Sunday, January 22, 2017

When prospective recommenders love me but hate the business

For many years, T.T., a reader from New Jersey, had wanted to work for a particular large company. He thought he had the ability and experience to do well there and believed that the company would be a perfect place to advance his career. When a position for which he believed himself to be qualified became available, he seized the moment by updating his resume and writing the most compelling cover letter he could muster.

The job posting also asked for applicants to have three recommenders send in letters attesting to the applicant's strengths and weaknesses, as well as how the applicant might fit in with the company. Now in his mid-30s, T.T. had a good track record at the places where he'd worked and he figured that finding people to write strong recommendation letters would be no problem.

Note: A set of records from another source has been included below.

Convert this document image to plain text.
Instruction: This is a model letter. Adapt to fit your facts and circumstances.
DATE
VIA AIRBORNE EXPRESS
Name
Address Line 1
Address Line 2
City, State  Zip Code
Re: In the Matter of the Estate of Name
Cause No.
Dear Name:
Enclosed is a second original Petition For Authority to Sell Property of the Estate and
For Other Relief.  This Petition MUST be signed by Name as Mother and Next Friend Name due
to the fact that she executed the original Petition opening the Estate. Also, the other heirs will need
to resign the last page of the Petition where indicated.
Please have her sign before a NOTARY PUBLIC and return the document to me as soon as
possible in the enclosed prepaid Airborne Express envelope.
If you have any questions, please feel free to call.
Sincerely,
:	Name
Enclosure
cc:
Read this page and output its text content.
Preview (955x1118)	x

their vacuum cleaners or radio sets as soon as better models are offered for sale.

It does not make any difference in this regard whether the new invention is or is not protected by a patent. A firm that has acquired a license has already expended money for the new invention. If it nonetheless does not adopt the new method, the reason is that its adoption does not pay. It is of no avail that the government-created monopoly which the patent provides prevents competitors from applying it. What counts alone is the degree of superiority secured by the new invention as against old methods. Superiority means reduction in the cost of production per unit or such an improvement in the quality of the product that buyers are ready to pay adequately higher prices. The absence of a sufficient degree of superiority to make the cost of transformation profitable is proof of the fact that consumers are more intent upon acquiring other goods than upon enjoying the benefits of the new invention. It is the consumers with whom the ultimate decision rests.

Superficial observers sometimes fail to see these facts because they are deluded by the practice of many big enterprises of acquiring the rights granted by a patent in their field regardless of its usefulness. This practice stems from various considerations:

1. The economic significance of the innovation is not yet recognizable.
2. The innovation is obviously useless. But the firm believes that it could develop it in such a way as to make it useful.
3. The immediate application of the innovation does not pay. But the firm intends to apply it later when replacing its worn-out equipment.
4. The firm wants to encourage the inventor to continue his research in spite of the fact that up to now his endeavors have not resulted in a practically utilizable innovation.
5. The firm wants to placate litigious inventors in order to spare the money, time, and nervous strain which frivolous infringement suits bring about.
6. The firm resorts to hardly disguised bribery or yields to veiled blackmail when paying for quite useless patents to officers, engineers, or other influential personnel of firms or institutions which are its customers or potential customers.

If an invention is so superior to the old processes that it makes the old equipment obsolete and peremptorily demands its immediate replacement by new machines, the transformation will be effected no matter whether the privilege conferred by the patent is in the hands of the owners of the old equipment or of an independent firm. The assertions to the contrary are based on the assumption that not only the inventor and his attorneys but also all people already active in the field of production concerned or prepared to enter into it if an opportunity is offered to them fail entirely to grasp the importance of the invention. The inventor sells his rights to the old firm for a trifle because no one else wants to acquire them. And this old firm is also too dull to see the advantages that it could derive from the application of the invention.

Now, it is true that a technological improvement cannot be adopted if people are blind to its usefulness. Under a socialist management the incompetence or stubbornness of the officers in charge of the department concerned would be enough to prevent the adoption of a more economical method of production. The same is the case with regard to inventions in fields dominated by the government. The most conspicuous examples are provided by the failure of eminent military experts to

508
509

He emailed three people with whom he'd worked, asking each of them if they would be willing to write a letter on his behalf. The first response he got assured him that she'd be glad to write the letter, asking T.T. to provide her with an up-to-date resume, a copy of the job description, and perhaps a copy of his cover letter so she had a sense of how he saw himself fitting into the job.

But the second person T.T. asked responded by telling him that he was not a fan of the company, its values, or the products it produced, and that T.T. could do better. When the third person responded in a similar manner, T.T. was now in the position of having to find two other people who would be willing to write recommendation letters for him.

"This doesn't seem right," T.T. writes. "I'm not asking them to buy products from the company. I'm asking them to write a recommendation letter for me."

While T.T. thinks it's fine for different people to have different opinions about particular companies, he doesn't believe that these opinions have anything to do with how he's performed on previous jobs or how people he's worked with perceive his own values and work ethic.

"All three of them had written recommendations for me in the past," writes T.T. Why should it make a difference what company I'm applying for a job at? T.T. asks. If they're willing to recommend me, shouldn't they be willing to do so regardless of where I apply?

No one should ever assume that someone he or she asks to write a recommendation letter is obligated to agree to do so. Prospective recommenders have every right to decline the invitation to write such a letter, regardless of their reasons for not wanting to write one. If a recommender doesn't want to write T.T. a letter because they have strong feelings about the company to which he's applying, then that's their reason.

It makes no sense for T.T. to try to convince someone who doesn't want to write a letter to write one. The right thing is for T.T. to thank them for considering his request and then to move on to someone else who might be agreeable to write him a letter that could help him get the job he wants. 

Jeffrey L. Seglin, author of The Simple Art of Business Etiquette: How to Rise to the Top by Playing Nice, is a lecturer in public policy and director of the communications program at Harvard's Kennedy School. He is also the administrator of, a blog focused on ethical issues.

 Do you have ethical questions that you need answered? Send them to 

Follow him on Twitter: @jseglin



Azalea Annie said...

Your acquaintances seem to be of the opinion that everything is about them. The recommendation is about you. They are too self-centered to realize that.

You could try to ask these people if they would do this as a favor to you, but I suspect you would be better advised to move on to others who recognize you are trying to get a job for which you are qualified.

Anonymous said...

I'm with Azalea Annie, we've reached a sad place where a "friend" would go to this length to feign cooperation, yet find a rather underhanded way of making an unnecessary comment against the company.

Charlie Seng

Anonymous said...

Depriving a person of a letter of recommendation for a job they want because you don't like the company they want to work for is ridiculous. What if the applicant is currently unemployed and unable to make rent or a house payment? What if they need the letter of recommendation before the job closes in 3 days? What if they have not needed recommendations and have no other sources readily available?

I graduated in 1979 from Bethany College (hi Jeff!) and all of my professional references are retired, unreachable, or (in one instance) deceased. It happens. When I now apply for jobs, I am hard-pressed to provide 3 recent references. Should I be denied the chance to become gainfully employed because someone I am depending on wants to make a judgement call on my perspective employer?

Patty Range (Hershberger)

Anonymous said...

Hee Hee *prospective (employer). Guess I should proofread before I post.